I open the door to a huge room with two beds and every amenity you might be given in any five star hotel. I’m in total disbelief that I go from the last two nights in my tent to spending the last one in such luxury.
I spend most of the time messing with little gadgets and features in the room and make sure to shower and shave before dinner. Even the shower is all fancy with multiple shower heads and more kinds of soap then I knew existed.

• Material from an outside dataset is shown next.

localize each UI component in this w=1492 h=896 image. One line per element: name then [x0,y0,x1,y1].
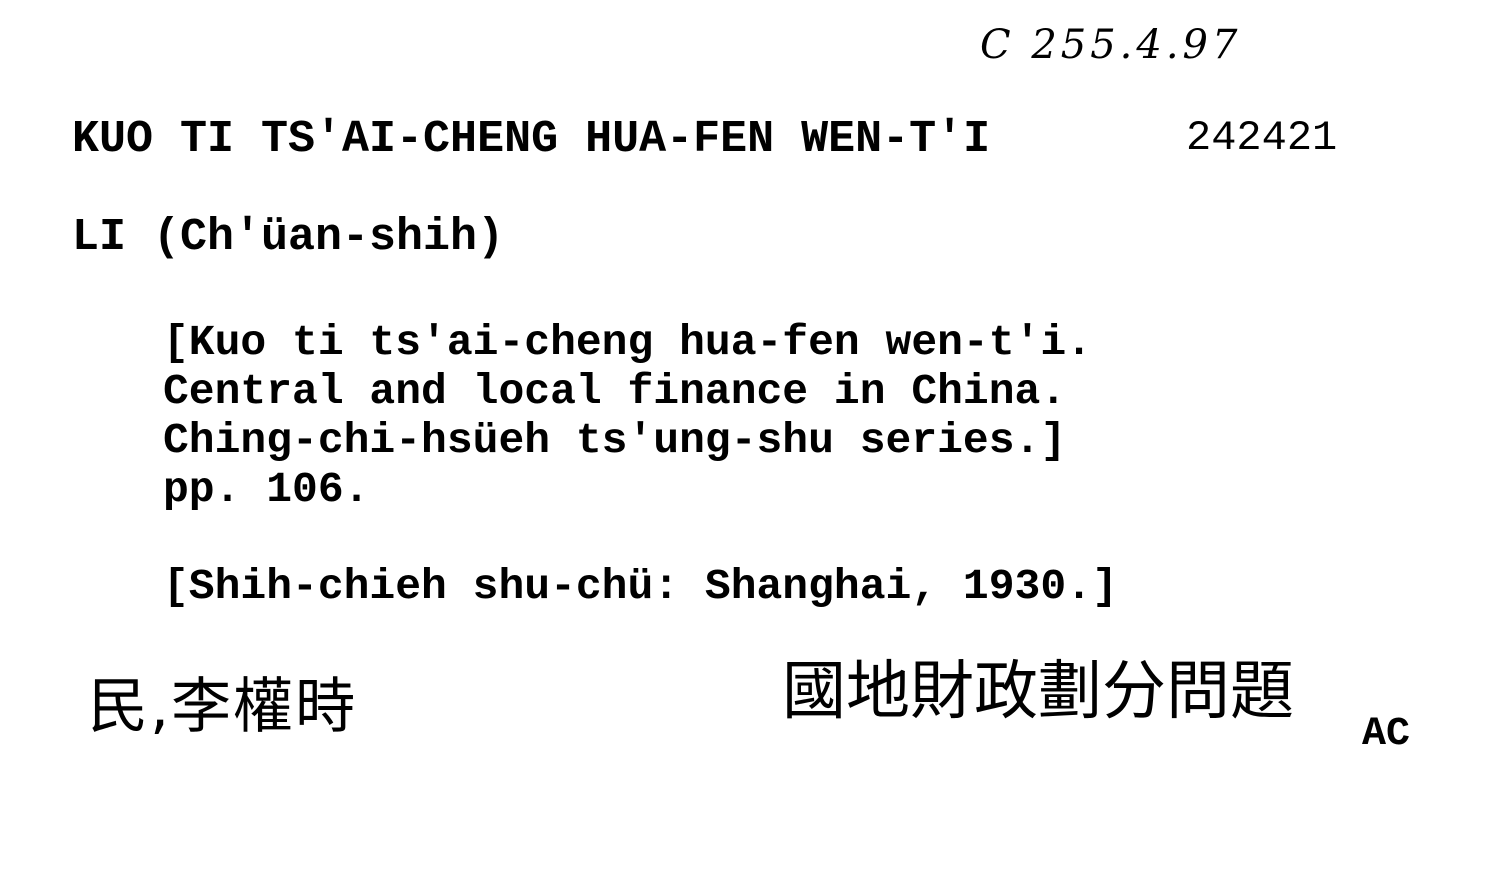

I go back down at six to meet the couple. We enter the traffic jam that is Chinese rush hour and in about thirty minutes make it the two blocks to dinner. I follow the woman while the man runs next door. We go past the open seating, up stairs, and into a private room where a few of her friends are waiting. We sit at a large white cloth table with a giant revolving glass table in the middle of the cloth table part. Some servers come in and bring a few different kind of dishes. The husband who was driving come in with two bottles of “Buy Joe” (that’s my best phonetic spelling of the name in Chinese) or Chinese wine. I think there’s something lost in translation there because its strength and taste is more like vodka. Then, a chef comes in to cut the duck there and serve the table. Whoa, this is fancy! Throughout the dinner the men all cheers someone else directly and then those two people take a swig. I take it easy not knowing the strength of the finer hard alcohol here. Then, I’m not even kidding you, we’re served … orange chicken! So all those people who say orange chicken is a bad imitation of Chinese food, haven’t really been to China. The taste is pretty close as well, but even at home the taste varies from place to place. With that said, there’s no doubt orange chicken is real Chinese dish. Toward the end they serve these wonderful steamed meat buns and some yams that are claimed to be medicinal. I’m sitting next to the wife who checked me into the hotel and she keeps typing things in her phone to fill me in on what’s going on, such a wonderful gesture, even though I’m mostly used to being totally lost by now.
We finish dinner and they take me back to the hotel where I fall fast asleep in the bed made of cloud-like material. I can’t believe how lucky I’ve been so far on this journey. It doesn’t even seem real when I think about how all of it came about. China is completely different than I ever expected it to be in regards to the generosity of the people and their passion to show that to the rest of the world.